IdaCorp Merges Innovation and Tradition

| About: IDACORP, Inc. (IDA)

Founded in 1915 and located in Boise, IdaCorp (NYSE:IDA) delivers power to Idaho and parts of Oregon. While much of the business is what you’d expect from this kind of company -- hydroelectric dams, coal plants, and purchased power -- IdaCorp is doing some interesting things that make it worth watching.

This company is divided up into a few subsidiaries. Beyond Idaho Power, there is IdaComm, which focuses on telecommunications. In a very clever bit of bundling, IdaCorp is using its infrastructure and client base to provide Internet and phone service and increase its revenues while minimizing many of the capital outlays of other telecommunications companies. Meanwhile, IdaCorp Financial develops affordable housing (no doubt supplying the power and Internet to these new homes) and IdaWest owns several hydroelectric dams.

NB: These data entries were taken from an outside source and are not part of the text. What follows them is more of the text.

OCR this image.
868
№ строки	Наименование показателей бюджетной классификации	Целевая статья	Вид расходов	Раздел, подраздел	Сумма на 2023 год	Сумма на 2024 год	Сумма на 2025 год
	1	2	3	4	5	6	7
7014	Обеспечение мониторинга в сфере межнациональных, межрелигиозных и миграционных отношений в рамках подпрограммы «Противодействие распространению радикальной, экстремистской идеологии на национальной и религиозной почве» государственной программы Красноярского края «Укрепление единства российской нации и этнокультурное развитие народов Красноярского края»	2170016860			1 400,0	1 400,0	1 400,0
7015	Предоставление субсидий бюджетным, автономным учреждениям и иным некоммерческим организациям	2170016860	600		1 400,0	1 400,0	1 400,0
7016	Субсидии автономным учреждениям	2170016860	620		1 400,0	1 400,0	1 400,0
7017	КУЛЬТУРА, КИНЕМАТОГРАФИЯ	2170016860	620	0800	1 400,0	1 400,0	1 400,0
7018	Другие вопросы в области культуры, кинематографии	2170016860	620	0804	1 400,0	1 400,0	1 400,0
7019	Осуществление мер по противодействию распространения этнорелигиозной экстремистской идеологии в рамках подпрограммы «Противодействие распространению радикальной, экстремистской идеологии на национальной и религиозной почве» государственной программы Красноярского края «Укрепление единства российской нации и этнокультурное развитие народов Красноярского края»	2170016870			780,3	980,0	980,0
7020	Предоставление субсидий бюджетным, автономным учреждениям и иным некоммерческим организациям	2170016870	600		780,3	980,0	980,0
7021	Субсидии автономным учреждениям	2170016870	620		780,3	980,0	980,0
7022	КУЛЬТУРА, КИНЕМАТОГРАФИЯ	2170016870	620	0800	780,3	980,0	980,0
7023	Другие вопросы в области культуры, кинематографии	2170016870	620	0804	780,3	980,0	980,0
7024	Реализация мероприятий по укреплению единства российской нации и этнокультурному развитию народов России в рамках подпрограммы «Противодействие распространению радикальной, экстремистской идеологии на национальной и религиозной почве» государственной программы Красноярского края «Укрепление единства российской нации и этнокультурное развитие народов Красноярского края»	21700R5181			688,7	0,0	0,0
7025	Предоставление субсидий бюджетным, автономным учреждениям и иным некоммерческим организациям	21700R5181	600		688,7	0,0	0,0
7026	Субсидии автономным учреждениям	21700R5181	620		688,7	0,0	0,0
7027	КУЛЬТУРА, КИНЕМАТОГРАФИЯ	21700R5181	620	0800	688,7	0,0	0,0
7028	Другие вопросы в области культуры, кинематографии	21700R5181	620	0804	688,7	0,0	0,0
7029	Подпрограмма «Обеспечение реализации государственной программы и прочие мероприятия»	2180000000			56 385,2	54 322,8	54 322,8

IdaCorp used to own a green-tech division called IdaTech, which developed fuel cell systems and fuel-processing systems based on its own proprietary technology that enabled the extraction of hydrogen for eco-friendly power. This division was recently sold on July 20 to a company called Investec; IdaCorp will benefit from the proceeds of the sale, and the deal also frees the company to focus more on its core businesses.

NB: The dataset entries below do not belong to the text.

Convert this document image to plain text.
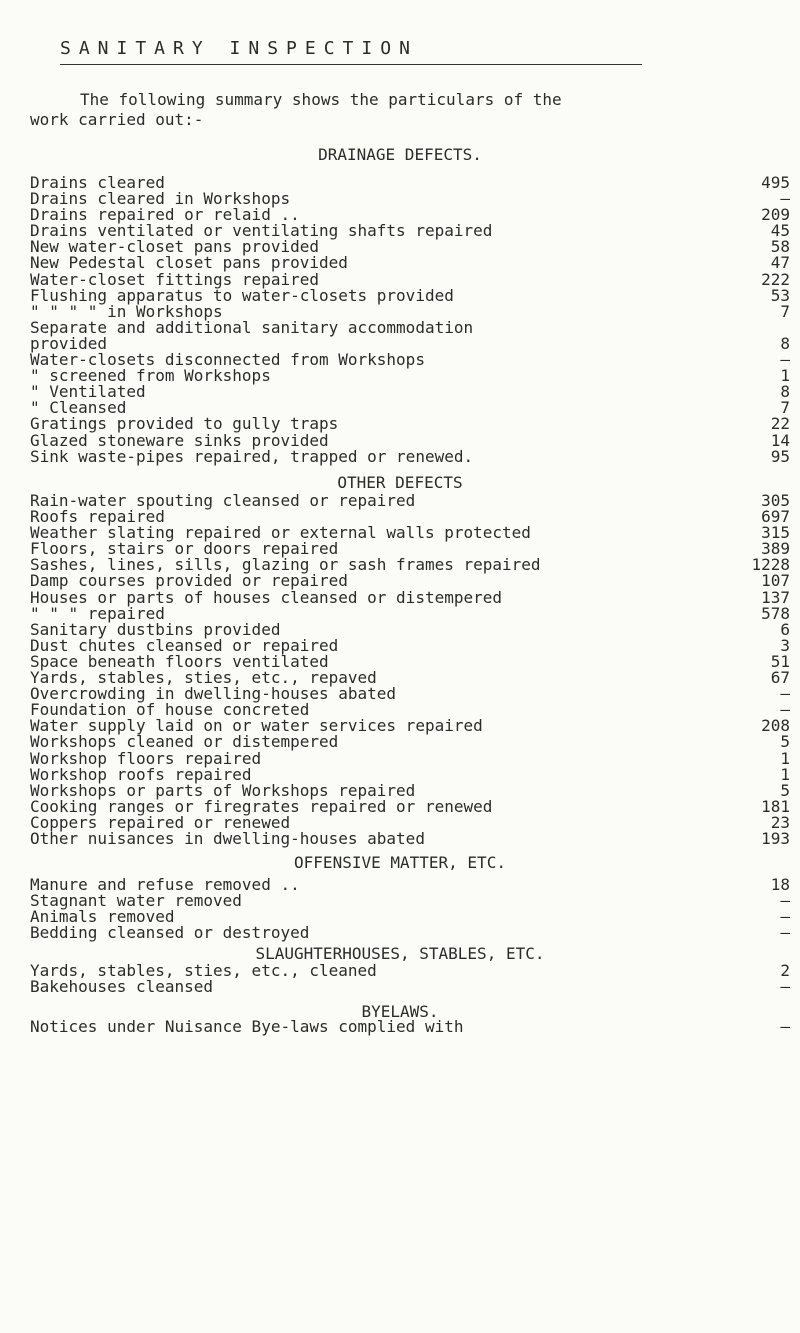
SANITARY INSPECTION
The following summary shows the particulars of the
work carried out:-
DRAINAGE DEFECTS.
Drains cleared	495
Drains cleared in Workshops	–
Drains repaired or relaid ..	209
Drains ventilated or ventilating shafts repaired	45
New water-closet pans provided	58
New Pedestal closet pans provided	47
Water-closet fittings repaired	222
Flushing apparatus to water-closets provided	53
" " " " in Workshops	7
Separate and additional sanitary accommodation
provided	8
Water-closets disconnected from Workshops	–
" screened from Workshops	1
" Ventilated	8
" Cleansed	7
Gratings provided to gully traps	22
Glazed stoneware sinks provided	14
Sink waste-pipes repaired, trapped or renewed.	95
OTHER DEFECTS
Rain-water spouting cleansed or repaired	305
Roofs repaired	697
Weather slating repaired or external walls protected	315
Floors, stairs or doors repaired	389
Sashes, lines, sills, glazing or sash frames repaired	1228
Damp courses provided or repaired	107
Houses or parts of houses cleansed or distempered	137
" " " repaired	578
Sanitary dustbins provided	6
Dust chutes cleansed or repaired	3
Space beneath floors ventilated	51
Yards, stables, sties, etc., repaved	67
Overcrowding in dwelling-houses abated	–
Foundation of house concreted	–
Water supply laid on or water services repaired	208
Workshops cleaned or distempered	5
Workshop floors repaired	1
Workshop roofs repaired	1
Workshops or parts of Workshops repaired	5
Cooking ranges or firegrates repaired or renewed	181
Coppers repaired or renewed	23
Other nuisances in dwelling-houses abated	193
OFFENSIVE MATTER, ETC.
Manure and refuse removed ..	18
Stagnant water removed	–
Animals removed	–
Bedding cleansed or destroyed	–
SLAUGHTERHOUSES, STABLES, ETC.
Yards, stables, sties, etc., cleaned	2
Bakehouses cleansed	–
BYELAWS.
Notices under Nuisance Bye-laws complied with	–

With this kind of forward-looking management and diversified offerings, it’s no surprise that IdaCorp’s stock has been on the rise. It’s currently trading at $37, its 52-week high, and the stock has been rising pretty steadily since it dropped below $28 last fall. The company’s first quarter was very strong, with revenues jumping 30 percent from the previous quarter, and the sale of IdaTech should allow the company to focus itself and improve its profitability even more. Plus there’s a dividend of $.30 cents a share.

Type of stock: A traditional power company with one eye on new technologies and alternative energies and, with a market cap of only $1.6 billion, there's lots of room for growth ahead.

Price target:
This company’s growth has been steady, but there are often downward blips. If you see one of them -- for example if you see it drop below $35 now that it’s at $37 -- I’d jump in and hold this one for a while and keep it for the long, long term.